10/02/2007

Untimely Reflections

Every time I read Nietzsche, I get the sense that all of 20th Century philosophy (the interesting stuff, not all-too-clever "analytic" claptrap) is, to twist Whitehead's phrase, a footnote to Nietzsche. It has become impossible for me not to be inspired as I pore over his words, especially his last few books.

Many of the social maladies that he was the first to diagnose have only continued and worsened. We live in such a thoroughly mediocratized age that even the elite are afraid to be elitists. People of superior intelligence and creativity are made to feel guilty for their talents. (And while it can hardly be said that we "deserve" such things, since they are parceled out by chance as it were, we should certainly not feel bad for possessing them.)

I think Nietzsche is wrong to the extent that he ties some of his valuations to gender and race (of course, this may be a bad interpretation of his use of "types"). Indeed, it is an advancement that our age strives to look past superficialities like sex and skin color. However, we have thrown the baby out with the bath water. Evaluating individuals on account of group identity is a mistake; evaluating individuals per se is not.

The mediocratic spirit is virtually uncontested in America today. The one area in which we allow the flowering of productive conflicts and the ascendancy of the victors--the business world--is corrupted by its extreme short-sightedness (profitability in the upcoming fiscal quarter as guiding ideal). The race to the bottom that is called "politics" in America today disgusts me, to be sure, but when we go behind the scenes--looking at those who control money, media, power, the fabrication of reality--the stupidity of the corporate world just becomes more nauseating.

The temptation when reading Nietzsche is to want to cast oneself as a master, as a free spirit, a true philosopher. But most of us don't have the stomach for it; we are too much the product of our anti-elitist culture. So, let me be frank. It is impossible to have democratic or socialistic sympathies and to be Nietzschean. This may not be a problem, of course (who wants to be merely derivative of some previous thinker?), but let's at least not lie about it.

Perhaps it's the years of living alone, a lifelong paucity of friendships and other close relationships, the tendency to drift apart from my peers when I do discover them--in short, my solitude--that has allowed me to read Nietzsche differently than when I was a naive undergraduate. I complain of loneliness, sure, but I need solitude, time to reflect, to talk to myself, to take a break from the hell of other people (and exchange it for the purgatory of my own mind). I've had more than my fill of it lately, to be sure, but I should not be ungrateful for the effects it has had on my development. Still, it makes it even harder to resist that temptation...
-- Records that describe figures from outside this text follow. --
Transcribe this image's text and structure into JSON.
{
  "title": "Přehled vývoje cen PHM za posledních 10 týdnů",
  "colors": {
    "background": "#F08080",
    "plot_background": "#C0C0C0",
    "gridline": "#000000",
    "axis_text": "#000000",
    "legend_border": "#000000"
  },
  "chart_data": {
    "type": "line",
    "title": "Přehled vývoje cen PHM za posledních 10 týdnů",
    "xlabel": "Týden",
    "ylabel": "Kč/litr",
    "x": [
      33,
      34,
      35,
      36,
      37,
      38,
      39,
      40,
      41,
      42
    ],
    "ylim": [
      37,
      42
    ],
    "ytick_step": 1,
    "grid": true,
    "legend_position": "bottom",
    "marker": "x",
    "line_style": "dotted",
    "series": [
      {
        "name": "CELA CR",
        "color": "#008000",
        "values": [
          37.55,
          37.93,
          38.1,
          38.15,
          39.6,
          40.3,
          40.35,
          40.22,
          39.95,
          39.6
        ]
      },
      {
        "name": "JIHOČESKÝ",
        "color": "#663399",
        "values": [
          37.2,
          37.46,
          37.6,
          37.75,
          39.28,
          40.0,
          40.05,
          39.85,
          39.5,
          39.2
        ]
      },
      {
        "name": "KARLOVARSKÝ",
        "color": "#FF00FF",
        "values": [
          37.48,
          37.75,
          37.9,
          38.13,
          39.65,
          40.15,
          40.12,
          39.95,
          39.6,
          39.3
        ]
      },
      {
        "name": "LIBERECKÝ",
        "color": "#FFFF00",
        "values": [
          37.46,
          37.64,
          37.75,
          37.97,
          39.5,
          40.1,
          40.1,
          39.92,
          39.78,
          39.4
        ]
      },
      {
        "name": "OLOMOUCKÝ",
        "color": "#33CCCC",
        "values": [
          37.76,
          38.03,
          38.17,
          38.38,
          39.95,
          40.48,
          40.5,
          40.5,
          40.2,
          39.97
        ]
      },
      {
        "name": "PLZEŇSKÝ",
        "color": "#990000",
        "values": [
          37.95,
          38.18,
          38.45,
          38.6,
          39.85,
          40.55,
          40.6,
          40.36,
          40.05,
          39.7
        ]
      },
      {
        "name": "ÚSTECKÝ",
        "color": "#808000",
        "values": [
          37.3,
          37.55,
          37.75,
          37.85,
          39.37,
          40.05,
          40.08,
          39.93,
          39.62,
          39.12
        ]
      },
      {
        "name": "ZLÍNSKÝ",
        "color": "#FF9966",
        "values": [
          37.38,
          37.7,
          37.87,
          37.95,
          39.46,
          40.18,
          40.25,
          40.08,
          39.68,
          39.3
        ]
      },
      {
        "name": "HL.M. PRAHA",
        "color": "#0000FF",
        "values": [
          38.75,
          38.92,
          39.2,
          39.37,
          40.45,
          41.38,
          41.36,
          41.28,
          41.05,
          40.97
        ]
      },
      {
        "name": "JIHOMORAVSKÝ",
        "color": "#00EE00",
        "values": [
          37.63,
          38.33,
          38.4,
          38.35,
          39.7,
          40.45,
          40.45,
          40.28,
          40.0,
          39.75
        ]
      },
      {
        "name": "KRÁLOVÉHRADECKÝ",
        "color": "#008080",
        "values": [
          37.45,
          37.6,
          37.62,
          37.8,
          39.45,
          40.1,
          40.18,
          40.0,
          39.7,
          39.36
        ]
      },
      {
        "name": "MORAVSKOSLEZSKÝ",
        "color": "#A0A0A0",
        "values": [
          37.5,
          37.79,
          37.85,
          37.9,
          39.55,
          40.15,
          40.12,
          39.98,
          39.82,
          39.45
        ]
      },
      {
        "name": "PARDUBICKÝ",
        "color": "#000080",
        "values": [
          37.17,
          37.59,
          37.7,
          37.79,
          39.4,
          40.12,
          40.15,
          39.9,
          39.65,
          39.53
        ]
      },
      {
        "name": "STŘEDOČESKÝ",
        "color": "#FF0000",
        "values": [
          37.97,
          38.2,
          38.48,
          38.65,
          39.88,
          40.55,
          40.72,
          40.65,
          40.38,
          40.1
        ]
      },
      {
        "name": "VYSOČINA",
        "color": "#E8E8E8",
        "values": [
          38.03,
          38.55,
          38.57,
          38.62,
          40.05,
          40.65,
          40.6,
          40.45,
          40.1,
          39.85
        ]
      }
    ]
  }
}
As I begin to embrace my more meritocratic, even aristocratic, sentiments, I find that I have a lot of assumptions to rethink. The unidimensional range of acceptable political opinions--not simply in political theater, but in academia in particular--is especially constraining. The issues I care about don't fit anywhere on a left-right axis.

If I had to summarize my ideals, I would say that I want to see the improvement of humanity--but what does this mean now?

Contrary to prevailing tendencies, I think we should, as far as possible, make nature--and especially human nature--submit to our will. This, I think, can be the ultimate triumph of humanity: the recasting of the world in our image. But not "our" in the sense of just anyone. Those individuals who are truly exceptional--and I think these will eventually be, for the most part, those we call "posthuman"--should be the ones to do this. If we must have democracy to keep the masses in line, then let us also have a Solon, let us have lawgivers who can craft the appearance of popular sovereignty. And among those lawgivers let there be real equality.

And now we come to the real difficulty in espousing such opinions. My intense desire for honesty, and not simply directed toward myself, leads me to make public what might better be kept private. But I am not ashamed of my radical ideas (and for the time being they remain relatively unthreatening, drowned out in a sea of other voices) and sometimes I want to invite trouble, to make life a little more interesting. In any case, I change my mind often enough that I have no problem distancing myself from previous assertions if necessary. Old opinions get boring after a while anyway.

Nevertheless, I should tame my vanity and recall Descartes' parting maxim: Bene qui latuit, bene vixit (or, better yet, Spinoza's Caute!). Perhaps reinvigorating an old custom and writing in Latin would be worthwhile (because not writing is simply not an option). That would just leave me with the task of learning it... (Damn these American public schools!)